Majority already supports investing Social Security funds

Texas Gov. George Bush modestly proposes to allow Americans to invest 2 percentage points of their Social Security taxes in individually controlled retirement accounts. He's touched what used to be called the "third rail of American politics" -- mess with Social Security, and you're dead as a candidate. But that was the old paradigm, before America became a nation of investors.

Vice President Al Gore's attacks on the modest Bush plan as a "risky scheme" aren't sticking. In fact, the more that individual control of Social Security taxes is discussed as an issue, the more people seem to support the idea.

The Cato Institute provides the following round-up of recent polls on turning Social Security at least partially into individually controlled retirement accounts:

  • Cato-Zogby Poll, August 1999: 55 percent prefer individual accounts, 31 percent oppose.
  • CNN-USA Today-Gallup Poll, January 2000: 62 percent favor, 33 percent oppose.
  • Zogby Values America Poll, March 2000: 68 percent favor, 31 percent opposed.
  • ABC News.com, May 2000: 64 percent favor, 31 percent opposed.

These polling results tell a couple of stories, neither one terribly surprising.

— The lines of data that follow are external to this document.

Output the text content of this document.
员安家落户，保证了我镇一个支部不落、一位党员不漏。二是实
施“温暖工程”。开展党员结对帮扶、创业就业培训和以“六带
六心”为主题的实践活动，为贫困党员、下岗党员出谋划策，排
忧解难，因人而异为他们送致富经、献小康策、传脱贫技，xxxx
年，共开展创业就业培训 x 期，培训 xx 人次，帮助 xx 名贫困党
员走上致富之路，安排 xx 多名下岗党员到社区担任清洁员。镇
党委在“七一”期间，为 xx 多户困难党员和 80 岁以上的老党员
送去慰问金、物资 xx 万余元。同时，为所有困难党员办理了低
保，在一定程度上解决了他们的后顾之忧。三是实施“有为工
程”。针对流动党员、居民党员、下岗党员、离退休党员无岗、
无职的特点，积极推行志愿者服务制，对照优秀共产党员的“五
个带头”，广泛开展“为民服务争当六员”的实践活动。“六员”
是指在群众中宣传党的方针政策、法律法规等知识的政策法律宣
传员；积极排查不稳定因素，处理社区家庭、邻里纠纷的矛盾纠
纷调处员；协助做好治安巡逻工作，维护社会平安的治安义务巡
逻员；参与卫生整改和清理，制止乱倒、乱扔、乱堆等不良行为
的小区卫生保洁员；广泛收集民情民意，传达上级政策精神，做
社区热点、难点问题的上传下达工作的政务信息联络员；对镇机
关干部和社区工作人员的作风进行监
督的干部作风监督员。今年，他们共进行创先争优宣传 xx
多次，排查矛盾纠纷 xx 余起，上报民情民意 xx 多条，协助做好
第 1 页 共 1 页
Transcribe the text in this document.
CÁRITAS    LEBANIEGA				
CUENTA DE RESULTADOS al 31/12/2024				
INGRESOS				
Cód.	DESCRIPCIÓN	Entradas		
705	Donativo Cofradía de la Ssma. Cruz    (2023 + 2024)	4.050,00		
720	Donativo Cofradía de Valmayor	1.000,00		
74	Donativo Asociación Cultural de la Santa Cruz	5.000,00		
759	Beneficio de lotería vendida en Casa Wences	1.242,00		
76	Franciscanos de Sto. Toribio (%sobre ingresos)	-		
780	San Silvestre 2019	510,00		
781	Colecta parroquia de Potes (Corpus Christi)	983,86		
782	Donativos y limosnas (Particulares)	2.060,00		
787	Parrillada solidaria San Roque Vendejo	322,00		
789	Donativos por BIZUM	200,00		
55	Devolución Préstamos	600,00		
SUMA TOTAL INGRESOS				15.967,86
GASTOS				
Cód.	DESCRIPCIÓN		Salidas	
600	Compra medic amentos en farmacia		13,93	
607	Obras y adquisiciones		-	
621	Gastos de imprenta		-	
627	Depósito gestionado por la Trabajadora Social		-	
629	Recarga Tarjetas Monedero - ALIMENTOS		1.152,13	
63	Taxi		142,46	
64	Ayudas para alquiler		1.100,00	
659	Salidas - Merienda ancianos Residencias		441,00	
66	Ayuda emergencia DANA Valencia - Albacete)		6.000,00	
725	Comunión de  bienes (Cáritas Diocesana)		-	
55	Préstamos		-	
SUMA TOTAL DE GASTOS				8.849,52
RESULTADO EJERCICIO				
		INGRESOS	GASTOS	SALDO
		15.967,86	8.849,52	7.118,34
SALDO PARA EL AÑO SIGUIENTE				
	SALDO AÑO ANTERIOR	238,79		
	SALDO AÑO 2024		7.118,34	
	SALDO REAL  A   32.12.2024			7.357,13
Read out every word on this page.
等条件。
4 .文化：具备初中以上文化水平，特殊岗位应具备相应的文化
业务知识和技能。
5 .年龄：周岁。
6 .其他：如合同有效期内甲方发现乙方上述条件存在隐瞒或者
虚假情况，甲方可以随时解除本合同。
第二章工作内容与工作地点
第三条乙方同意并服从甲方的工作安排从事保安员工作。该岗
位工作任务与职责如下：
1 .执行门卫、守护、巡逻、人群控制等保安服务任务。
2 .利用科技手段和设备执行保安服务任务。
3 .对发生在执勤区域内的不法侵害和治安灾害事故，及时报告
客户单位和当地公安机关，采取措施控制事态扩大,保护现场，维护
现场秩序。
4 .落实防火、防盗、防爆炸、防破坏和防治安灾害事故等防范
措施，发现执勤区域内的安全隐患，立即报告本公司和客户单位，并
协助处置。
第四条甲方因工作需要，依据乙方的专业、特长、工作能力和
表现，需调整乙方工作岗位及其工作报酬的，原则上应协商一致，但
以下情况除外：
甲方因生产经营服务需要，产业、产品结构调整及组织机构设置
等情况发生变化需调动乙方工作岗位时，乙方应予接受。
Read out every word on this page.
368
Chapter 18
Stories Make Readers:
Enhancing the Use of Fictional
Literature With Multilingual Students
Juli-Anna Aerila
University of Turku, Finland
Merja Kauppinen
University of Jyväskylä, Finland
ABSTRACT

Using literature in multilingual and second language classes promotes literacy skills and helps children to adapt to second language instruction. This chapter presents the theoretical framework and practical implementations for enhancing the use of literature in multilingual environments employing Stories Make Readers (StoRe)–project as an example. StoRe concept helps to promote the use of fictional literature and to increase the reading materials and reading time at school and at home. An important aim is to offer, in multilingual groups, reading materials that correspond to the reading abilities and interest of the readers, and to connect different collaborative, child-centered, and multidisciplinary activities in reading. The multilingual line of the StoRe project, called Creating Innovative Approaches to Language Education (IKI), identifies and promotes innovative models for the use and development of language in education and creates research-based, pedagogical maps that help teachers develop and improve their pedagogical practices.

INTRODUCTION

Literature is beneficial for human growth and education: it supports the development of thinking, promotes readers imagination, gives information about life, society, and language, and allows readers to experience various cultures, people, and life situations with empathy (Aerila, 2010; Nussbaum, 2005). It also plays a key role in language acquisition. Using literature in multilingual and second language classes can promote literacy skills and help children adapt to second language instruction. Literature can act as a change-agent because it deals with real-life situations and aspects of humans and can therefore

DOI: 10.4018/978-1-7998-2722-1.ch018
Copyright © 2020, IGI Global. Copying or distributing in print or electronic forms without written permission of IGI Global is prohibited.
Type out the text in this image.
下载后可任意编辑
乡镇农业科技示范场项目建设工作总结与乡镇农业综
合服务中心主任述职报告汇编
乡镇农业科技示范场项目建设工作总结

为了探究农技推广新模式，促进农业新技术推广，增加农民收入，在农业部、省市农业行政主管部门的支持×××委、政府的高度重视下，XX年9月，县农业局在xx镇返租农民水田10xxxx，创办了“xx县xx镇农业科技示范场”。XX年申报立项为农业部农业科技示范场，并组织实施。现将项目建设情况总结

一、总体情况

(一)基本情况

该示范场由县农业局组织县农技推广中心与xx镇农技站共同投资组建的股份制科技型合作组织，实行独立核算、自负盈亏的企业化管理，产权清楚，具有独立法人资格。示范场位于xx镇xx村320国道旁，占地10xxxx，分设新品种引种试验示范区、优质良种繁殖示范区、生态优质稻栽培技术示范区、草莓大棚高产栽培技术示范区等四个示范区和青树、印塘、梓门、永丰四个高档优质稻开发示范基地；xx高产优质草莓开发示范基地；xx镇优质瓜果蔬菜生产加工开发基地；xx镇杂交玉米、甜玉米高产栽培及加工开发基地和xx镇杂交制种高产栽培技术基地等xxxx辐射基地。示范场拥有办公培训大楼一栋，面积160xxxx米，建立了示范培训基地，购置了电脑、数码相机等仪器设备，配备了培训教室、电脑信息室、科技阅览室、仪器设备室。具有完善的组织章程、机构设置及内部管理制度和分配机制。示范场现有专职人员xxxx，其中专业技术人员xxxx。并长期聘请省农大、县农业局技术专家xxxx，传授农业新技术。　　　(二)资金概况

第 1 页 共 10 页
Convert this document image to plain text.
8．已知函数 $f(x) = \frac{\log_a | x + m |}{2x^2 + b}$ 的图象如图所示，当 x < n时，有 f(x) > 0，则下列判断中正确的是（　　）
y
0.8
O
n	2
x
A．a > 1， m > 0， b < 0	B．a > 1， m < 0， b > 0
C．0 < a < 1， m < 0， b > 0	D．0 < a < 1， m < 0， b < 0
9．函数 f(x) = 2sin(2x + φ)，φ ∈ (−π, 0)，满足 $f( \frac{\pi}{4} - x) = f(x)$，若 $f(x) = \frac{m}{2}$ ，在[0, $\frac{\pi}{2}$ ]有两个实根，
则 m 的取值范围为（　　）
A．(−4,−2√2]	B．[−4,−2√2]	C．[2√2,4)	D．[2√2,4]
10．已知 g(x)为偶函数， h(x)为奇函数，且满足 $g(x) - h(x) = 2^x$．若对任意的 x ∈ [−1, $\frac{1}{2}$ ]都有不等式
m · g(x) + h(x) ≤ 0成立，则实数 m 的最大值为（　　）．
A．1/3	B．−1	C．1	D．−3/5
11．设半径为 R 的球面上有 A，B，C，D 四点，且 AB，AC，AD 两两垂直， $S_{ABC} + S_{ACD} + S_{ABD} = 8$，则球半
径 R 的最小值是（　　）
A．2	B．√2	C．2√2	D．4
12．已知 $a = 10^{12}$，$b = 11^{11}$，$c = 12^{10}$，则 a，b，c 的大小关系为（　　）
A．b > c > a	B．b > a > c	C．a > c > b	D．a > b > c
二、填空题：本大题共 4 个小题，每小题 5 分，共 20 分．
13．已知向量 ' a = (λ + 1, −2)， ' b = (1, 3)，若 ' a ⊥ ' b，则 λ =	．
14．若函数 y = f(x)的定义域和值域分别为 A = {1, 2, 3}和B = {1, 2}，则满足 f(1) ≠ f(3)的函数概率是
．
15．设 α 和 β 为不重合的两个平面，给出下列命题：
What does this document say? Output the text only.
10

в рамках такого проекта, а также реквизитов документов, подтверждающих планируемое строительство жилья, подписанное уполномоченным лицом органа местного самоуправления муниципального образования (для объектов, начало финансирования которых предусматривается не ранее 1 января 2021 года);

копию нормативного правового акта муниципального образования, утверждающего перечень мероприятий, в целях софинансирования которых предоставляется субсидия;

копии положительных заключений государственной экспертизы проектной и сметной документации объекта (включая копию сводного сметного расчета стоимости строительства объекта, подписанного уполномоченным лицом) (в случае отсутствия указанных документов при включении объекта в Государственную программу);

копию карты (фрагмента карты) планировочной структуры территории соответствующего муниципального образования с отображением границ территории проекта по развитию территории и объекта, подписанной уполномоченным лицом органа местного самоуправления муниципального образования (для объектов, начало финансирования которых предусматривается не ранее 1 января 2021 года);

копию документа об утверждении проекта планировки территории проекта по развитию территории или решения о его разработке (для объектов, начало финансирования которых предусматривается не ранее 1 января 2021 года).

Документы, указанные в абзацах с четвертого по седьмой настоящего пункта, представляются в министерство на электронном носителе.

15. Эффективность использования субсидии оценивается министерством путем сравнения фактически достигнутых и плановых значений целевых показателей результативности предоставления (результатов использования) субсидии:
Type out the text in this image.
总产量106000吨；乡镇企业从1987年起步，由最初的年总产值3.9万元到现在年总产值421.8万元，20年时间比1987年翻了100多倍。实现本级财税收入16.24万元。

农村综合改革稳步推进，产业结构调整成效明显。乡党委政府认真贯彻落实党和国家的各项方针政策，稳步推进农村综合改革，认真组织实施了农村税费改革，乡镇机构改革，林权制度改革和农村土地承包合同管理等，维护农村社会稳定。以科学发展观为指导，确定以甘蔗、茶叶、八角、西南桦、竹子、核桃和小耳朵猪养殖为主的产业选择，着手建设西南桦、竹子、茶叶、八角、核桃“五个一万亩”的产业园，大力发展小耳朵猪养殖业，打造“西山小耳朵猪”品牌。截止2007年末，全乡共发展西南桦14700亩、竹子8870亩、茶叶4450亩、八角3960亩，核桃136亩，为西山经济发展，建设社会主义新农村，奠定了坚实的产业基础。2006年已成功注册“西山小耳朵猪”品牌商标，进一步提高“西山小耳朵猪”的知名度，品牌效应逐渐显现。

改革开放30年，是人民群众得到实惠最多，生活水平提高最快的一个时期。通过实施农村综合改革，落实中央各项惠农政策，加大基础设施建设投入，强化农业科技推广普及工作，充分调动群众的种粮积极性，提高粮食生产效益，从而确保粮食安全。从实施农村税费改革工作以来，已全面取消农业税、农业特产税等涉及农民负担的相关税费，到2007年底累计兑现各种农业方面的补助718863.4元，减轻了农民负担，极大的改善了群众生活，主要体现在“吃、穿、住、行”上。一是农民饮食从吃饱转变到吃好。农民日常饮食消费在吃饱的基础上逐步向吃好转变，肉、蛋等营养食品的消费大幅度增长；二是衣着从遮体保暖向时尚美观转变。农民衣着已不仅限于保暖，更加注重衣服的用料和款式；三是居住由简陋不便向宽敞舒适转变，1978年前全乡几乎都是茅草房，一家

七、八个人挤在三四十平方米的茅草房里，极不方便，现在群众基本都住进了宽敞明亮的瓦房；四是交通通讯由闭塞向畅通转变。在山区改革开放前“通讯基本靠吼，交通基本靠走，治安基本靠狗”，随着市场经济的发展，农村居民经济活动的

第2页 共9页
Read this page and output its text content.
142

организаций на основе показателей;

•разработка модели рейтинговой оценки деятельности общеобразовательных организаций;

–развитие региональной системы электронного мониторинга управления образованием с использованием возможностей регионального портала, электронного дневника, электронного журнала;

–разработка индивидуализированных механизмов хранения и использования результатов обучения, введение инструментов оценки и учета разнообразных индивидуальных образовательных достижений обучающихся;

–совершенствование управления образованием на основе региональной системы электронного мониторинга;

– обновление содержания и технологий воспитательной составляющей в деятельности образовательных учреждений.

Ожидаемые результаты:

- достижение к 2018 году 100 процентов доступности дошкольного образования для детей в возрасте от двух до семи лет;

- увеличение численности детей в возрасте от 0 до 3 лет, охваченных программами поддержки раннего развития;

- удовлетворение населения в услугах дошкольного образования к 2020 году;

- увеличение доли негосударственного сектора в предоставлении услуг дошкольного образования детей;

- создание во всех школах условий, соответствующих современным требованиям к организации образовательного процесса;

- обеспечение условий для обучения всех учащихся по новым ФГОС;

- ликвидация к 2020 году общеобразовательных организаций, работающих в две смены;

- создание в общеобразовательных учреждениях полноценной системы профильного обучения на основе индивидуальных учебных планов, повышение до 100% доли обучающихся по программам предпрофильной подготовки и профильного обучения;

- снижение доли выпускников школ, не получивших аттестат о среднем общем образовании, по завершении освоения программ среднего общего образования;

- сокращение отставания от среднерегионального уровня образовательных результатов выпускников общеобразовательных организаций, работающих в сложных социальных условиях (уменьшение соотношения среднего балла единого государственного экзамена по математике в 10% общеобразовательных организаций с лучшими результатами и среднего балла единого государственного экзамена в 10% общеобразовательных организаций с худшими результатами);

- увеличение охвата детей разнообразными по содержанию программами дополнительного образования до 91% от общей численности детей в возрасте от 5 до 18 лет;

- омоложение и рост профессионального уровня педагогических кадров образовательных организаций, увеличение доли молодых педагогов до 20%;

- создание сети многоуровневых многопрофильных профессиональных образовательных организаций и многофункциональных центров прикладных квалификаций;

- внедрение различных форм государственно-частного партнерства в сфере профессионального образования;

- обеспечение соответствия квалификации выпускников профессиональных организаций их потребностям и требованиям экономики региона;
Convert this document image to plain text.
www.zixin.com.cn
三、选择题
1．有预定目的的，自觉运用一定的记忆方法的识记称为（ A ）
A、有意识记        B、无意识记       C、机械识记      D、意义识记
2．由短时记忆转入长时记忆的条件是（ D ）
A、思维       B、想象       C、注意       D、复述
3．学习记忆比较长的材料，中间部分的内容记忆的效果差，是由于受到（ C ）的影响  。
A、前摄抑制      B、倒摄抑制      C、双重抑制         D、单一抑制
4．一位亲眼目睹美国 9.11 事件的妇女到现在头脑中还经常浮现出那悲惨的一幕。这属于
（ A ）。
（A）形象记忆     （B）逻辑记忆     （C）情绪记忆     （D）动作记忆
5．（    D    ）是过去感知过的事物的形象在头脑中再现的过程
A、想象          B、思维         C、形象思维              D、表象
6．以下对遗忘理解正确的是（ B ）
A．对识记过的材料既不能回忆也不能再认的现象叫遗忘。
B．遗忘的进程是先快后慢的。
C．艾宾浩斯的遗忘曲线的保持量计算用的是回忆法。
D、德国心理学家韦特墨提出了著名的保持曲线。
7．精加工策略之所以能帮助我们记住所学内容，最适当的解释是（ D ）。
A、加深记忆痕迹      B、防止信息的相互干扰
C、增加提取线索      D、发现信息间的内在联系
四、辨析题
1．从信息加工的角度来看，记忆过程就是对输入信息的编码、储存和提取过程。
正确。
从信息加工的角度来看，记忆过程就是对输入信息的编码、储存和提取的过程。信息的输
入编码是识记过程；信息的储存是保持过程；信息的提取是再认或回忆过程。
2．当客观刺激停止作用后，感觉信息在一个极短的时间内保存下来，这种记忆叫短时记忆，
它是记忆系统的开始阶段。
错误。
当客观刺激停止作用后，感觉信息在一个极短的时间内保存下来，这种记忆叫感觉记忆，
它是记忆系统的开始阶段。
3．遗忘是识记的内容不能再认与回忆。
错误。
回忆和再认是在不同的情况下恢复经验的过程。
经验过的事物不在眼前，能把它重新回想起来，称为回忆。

First, Americans largely favor the idea of at least partial Social Security privatization. Second, Americans' views already appear pretty settled on the matter. There aren't many undecideds.

Considering that well more than half of all Americans now participate in equities markets through mutual funds and individual stock holdings, mostly through IRAs and employer-sponsored 401k plans, it would be surprising if Americans had great discomfort with similarly controlling how their Social Security taxes are invested.

Few issues in this election year will more clearly draw distinctions between Bush's politics and Gore's politics. Bush cleverly has found an issue that resonates well with younger voters, while Gore is sticking to the old "scare Grandma" tactics of the past. Indeed, an elderly voter recently scolded Gore at a town hall-style meeting for trying to scare seniors out of considering Social Security reform, when he well knows that Bush's plan- - and most privatization plans -- protect those already in retirement or too close to retirement to make alternate plans.

If the polls continue on present trends, there might even be a substantive discussion of Social Security reform in the course of the presidential campaign.